After you have watched The Fellowship of the Rings, you are ever so eager to see what the Fellowship, (which is now broken into three groups Frodo with Sam, Pippin with Merry and Aragon with Legolas and Gimli) will be able to achieve on their own, as part of the master plan to destroy the ring at Mount Doom. The interesting thing about watching this flick is that some managed victory in their own areas, giving you the viewer a delightful hope, while Frodo (Elijah Woods) and Sam (Sean Astin) were moving closer to their target.

The movie’s plot is focused mostly on the battle at Helm’s Deep. The other fellowship members except Frodo and Sam and, after the fall of Gandalf when he battled the Balrog, chased after the Uruk-hai who took Merry and Pippin so as to rescue them. While they chased, Merry and Pippin found an adventure of their own in the forest. The rescuers Aragon, Gimli and Legolas found themselves in Rohan and had to save the king and defend the city from an attack from Saruman’s forces, this defense and intense battle happened at Helm’s Deep.

The three most notable changes in the movie compared to the book that I picked up instantly are (although many other differences can be found) 1. In the book Theoden is just depressed and deluded by Wormtongue, but in the movie he is possessed by Saruman. The second is about Theeoden, who didn’t just run to Helm’s Deep as the movie made it see, he actually fought at first. The last was the exclusion of Shelob, who was later included in the final movie of the trilogy.
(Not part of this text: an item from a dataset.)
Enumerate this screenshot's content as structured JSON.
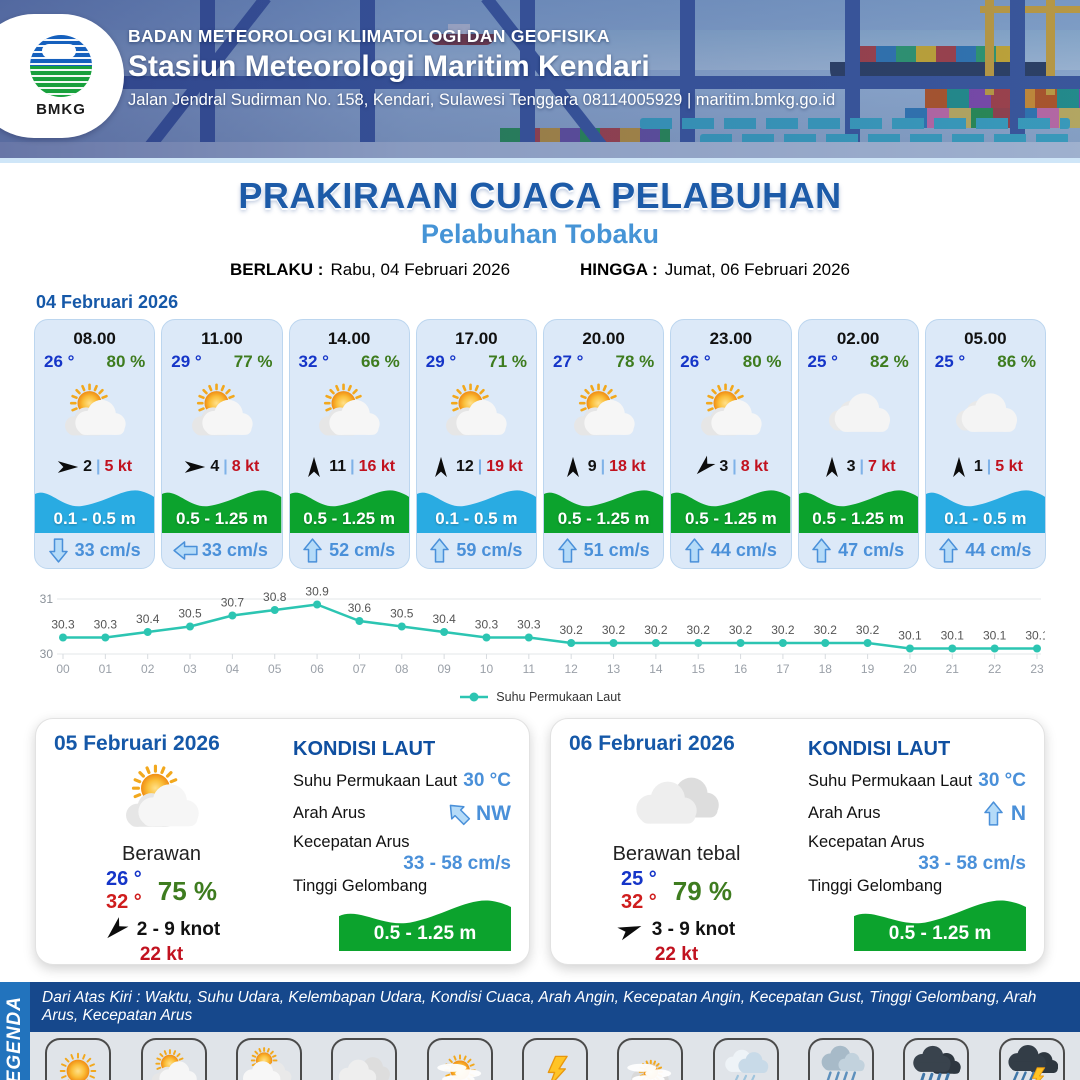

Not winning as much as the first, Two Towers won two Academy Awards for Best Visual Effects and Best sound editing. It was a commercial success, making close to 10 times its 94 million dollars production cost.

Not as much of a powerful score like The Fellowship of the Ring, the movie is a nice follow-up to the first, and it served like a bridge from an excellent beginning in the trilogy (in the fellowship of the ring) to a magnificent ending (in the Return of the King). You can’t watch the first only without seeing this also, so get the DVD box set and enjoy.